Prayer Breakfast Features Army Medal of Honor Recipient
By Army Sgt. 1st Class Tyrone C. Marshall Jr.
American Forces Press Service
WASHINGTON, March 14, 2012 The Army’s most recent Medal of Honor recipient cited the “miracles” that saved his life one fateful day in Afghanistan during the Pentagon’s national prayer breakfast, which featured spiritual resilience to overcome adversity as its theme.
“Our freedom of religion and freedom of practice of that religion in the military is one of our greatest assets to our fighting force,” Sgt. 1st Class Leroy A. Petry told the audience today. “We’re truly blessed to be in existence in the best nation in the world.”
Last summer, President Barack Obama awarded the country’s highest military honor to Petry, an Army Ranger who was shot in both legs and had his hand blown off while saving his fellow soldiers during a firefight in Afghanistan. When he received this honor, Petry became only the second living veteran of the wars in Afghanistan and Iraq to receive the Medal of Honor.
Speaking to an audience of service members and civilians, Petry spoke of the role religion has played in his life and throughout his military career.
“I’ve been to several denominations of churches throughout my life -- from Mormon [to] Christian [and] Baptist -- and approached each one with an open mind,” said Petry, noting that he was raised Catholic.
“The thing that I took away from each gathering of people to show their faith was not the differences, but the unity of giving praise to a higher being,” he said. “And what they had -– their faiths and beliefs.”
Whether it’s through a church gathering or another avenue, Petry noted the importance of surrounding oneself with a support system rather than fighting through issues alone.
“It’s my fellow service members that pushed me through rehab, fellow Rangers that continue to push me today … and that’s the way I look at it,” he said. “Our God tells us that he’s going to be there for us, but he wants us to help each other.”
Petry further explained his thoughts, citing two “miracles” from that fateful day of May 26, 2008, which he was later recognized for with the Medal of Honor.
“One, that my fellow Rangers with me were not killed by the grenade that took my hand,” he said. “And two, that the 7.62 [mm] round that went through both my upper thighs did not hit any arteries, bone or major nerves.”
Petry was referring to the operation he was part of to capture an insurgent leader in a compound in Paktia province, near the Pakistan border.
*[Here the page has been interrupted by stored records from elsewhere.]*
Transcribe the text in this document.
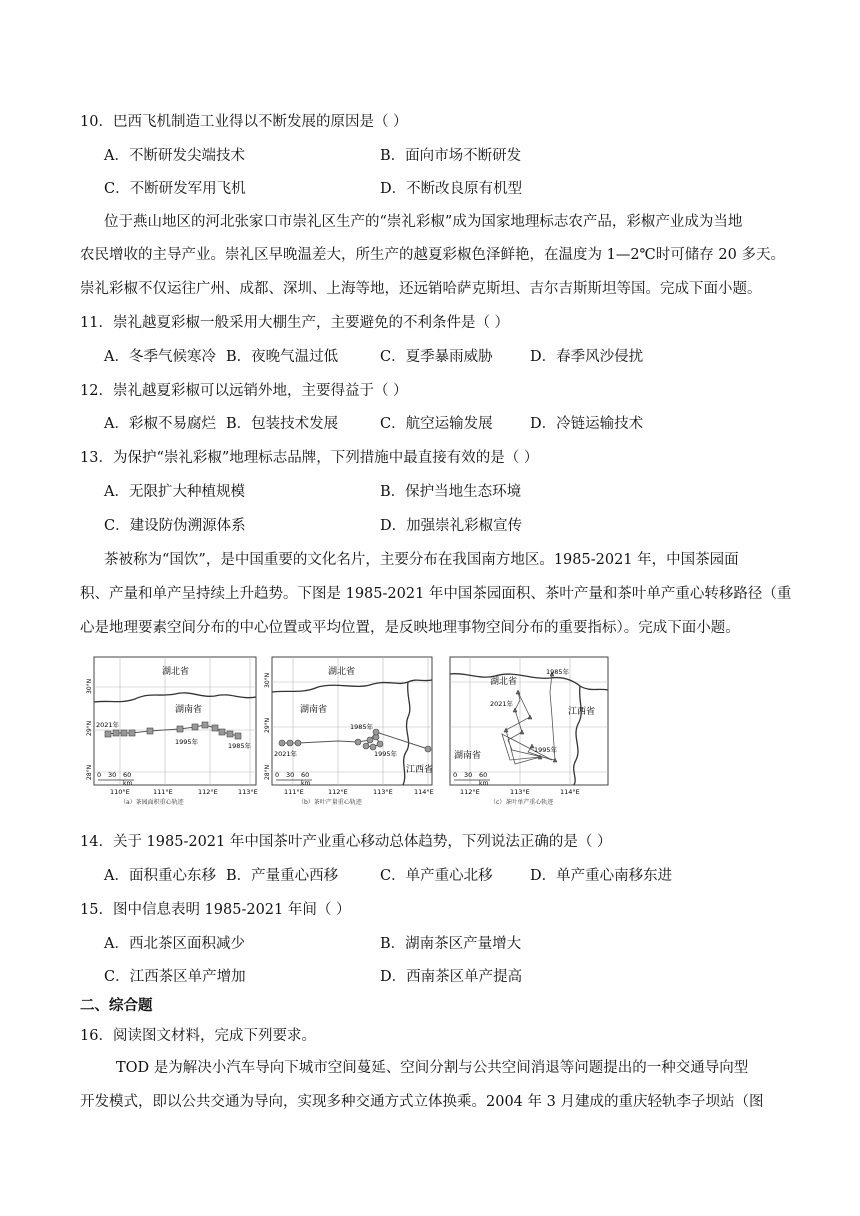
10．巴西飞机制造工业得以不断发展的原因是（ ）
A．不断研发尖端技术	B．面向市场不断研发
C．不断研发军用飞机	D．不断改良原有机型
位于燕山地区的河北张家口市崇礼区生产的“崇礼彩椒”成为国家地理标志农产品，彩椒产业成为当地
农民增收的主导产业。崇礼区早晚温差大，所生产的越夏彩椒色泽鲜艳，在温度为 1—2℃时可储存 20 多天。
崇礼彩椒不仅运往广州、成都、深圳、上海等地，还远销哈萨克斯坦、吉尔吉斯斯坦等国。完成下面小题。
11．崇礼越夏彩椒一般采用大棚生产，主要避免的不利条件是（ ）
A．冬季气候寒冷 B．夜晚气温过低	C．夏季暴雨威胁	D．春季风沙侵扰
12．崇礼越夏彩椒可以远销外地，主要得益于（ ）
A．彩椒不易腐烂 B．包装技术发展	C．航空运输发展	D．冷链运输技术
13．为保护“崇礼彩椒”地理标志品牌，下列措施中最直接有效的是（ ）
A．无限扩大种植规模	B．保护当地生态环境
C．建设防伪溯源体系	D．加强崇礼彩椒宣传
茶被称为“国饮”，是中国重要的文化名片，主要分布在我国南方地区。1985-2021 年，中国茶园面
积、产量和单产呈持续上升趋势。下图是 1985-2021 年中国茶园面积、茶叶产量和茶叶单产重心转移路径（重
心是地理要素空间分布的中心位置或平均位置，是反映地理事物空间分布的重要指标）。完成下面小题。
湖北省
湖南省
2021年
1995年	1985年
30°N
29°N
28°N 0 30 60
km
110°E	111°E	112°E	113°E
（a）茶园面积重心轨迹
湖北省
湖南省
江西省
2021年
1985年
1995年
30°N
29°N
28°N 0 30 60
km
111°E	112°E	113°E	114°E
（b）茶叶产量重心轨迹
湖北省
江西省
湖南省
1985年
2021年
1995年
0 30 60
km
112°E	113°E	114°E
（c）茶叶单产重心轨迹
14．关于 1985-2021 年中国茶叶产业重心移动总体趋势，下列说法正确的是（ ）
A．面积重心东移 B．产量重心西移	C．单产重心北移	D．单产重心南移东进
15．图中信息表明 1985-2021 年间（ ）
A．西北茶区面积减少	B．湖南茶区产量增大
C．江西茶区单产增加	D．西南茶区单产提高
二、综合题
16．阅读图文材料，完成下列要求。
TOD 是为解决小汽车导向下城市空间蔓延、空间分割与公共空间消退等问题提出的一种交通导向型
开发模式，即以公共交通为导向，实现多种交通方式立体换乘。2004 年 3 月建成的重庆轻轨李子坝站（图
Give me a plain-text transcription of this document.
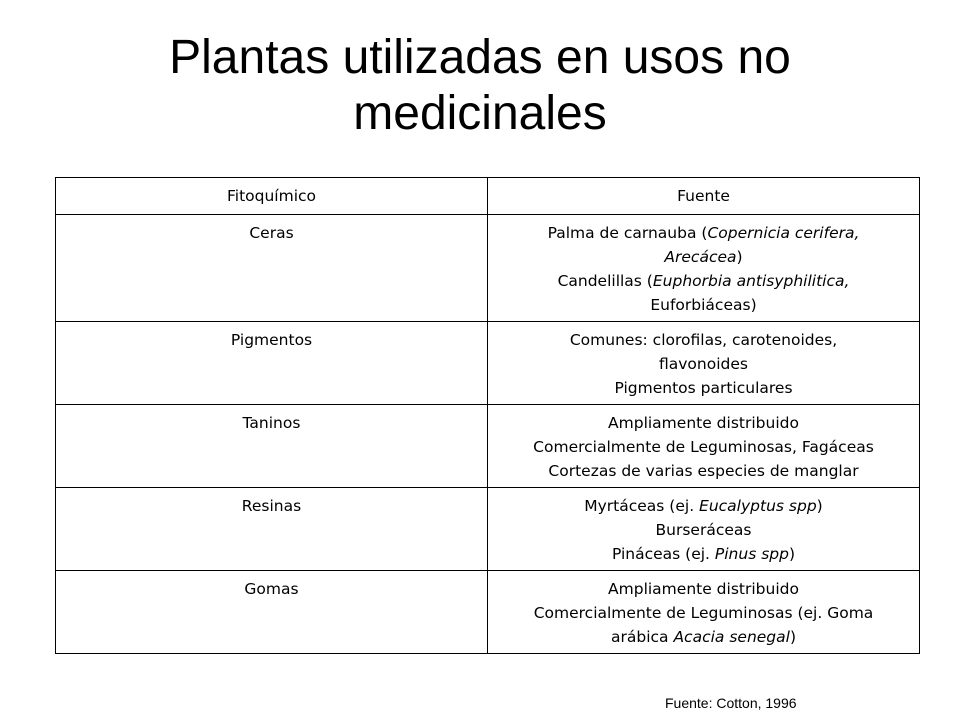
Plantas utilizadas en usos no
medicinales
Fitoquímico	Fuente
Ceras	Palma de carnauba (Copernicia cerifera,
Arecácea)
Candelillas (Euphorbia antisyphilitica,
Euforbiáceas)

Pigmentos	Comunes: clorofilas, carotenoides,
flavonoides
Pigmentos particulares

Taninos	Ampliamente distribuido
Comercialmente de Leguminosas, Fagáceas
Cortezas de varias especies de manglar

Resinas	Myrtáceas (ej. Eucalyptus spp)
Burseráceas
Pináceas (ej. Pinus spp)

Gomas	Ampliamente distribuido
Comercialmente de Leguminosas (ej. Goma
arábica Acacia senegal)
Fuente: Cotton, 1996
His unit was met with heavy automatic weapons fire when they moved into the area. He and several of his fellow soldiers were wounded and sought cover as an enemy lobbed a grenade at the unit.
Although wounded in both legs by assault-rifle fire, Petry picked up the grenade to throw it back at the enemy when it detonated, amputating his right hand.
Petry said his faith has helped him deal with his injuries. “Leviticus 19:18 is one of the passages I like: ‘Do not seek revenge or bear a grudge against one of your people. Love your neighbor as yourself.’”
Petry said he doesn’t bear resentment against the people of Afghanistan or their country, but on the contrary, was proud to serve there and “watch their communities become a better place.”
“I learned compassion and humbleness through religion,” he said. “You can go from the top of the world to the bottom in an instant. And no one is exempt from life and its curve balls. Do what is right by your neighbor as they are your family.
“I used to laugh when people asked what race I am … I would say human,” he added. “‘Greater love has no one than this, that he lay down his life for his friends’ -- John 15:13, one of the things that I hold near and dear. And our country has so many of those heroes that have given the ultimate sacrifice for the love of the country.”
Petry expressed his gratitude to people who pray for soldiers and other service members stationed or deployed overseas.
“Prayers are what kept me alive,” he said. “Not only my own, but families and friends and even those that don’t know me who just prayed for me and all the other men and women in the service.”
Petry, a proud Army Ranger, said with a laugh that he thinks the Special Forces motto says it best.
“De Oppresso Libre -- free the oppressed,” he said. “Our friends are those in need and even though they don’t know us we do it because we believe it’s right.”
“I would like thank all those who pray for the men and women in uniform … I wish all of you the best,” he said. “May God bless you all.”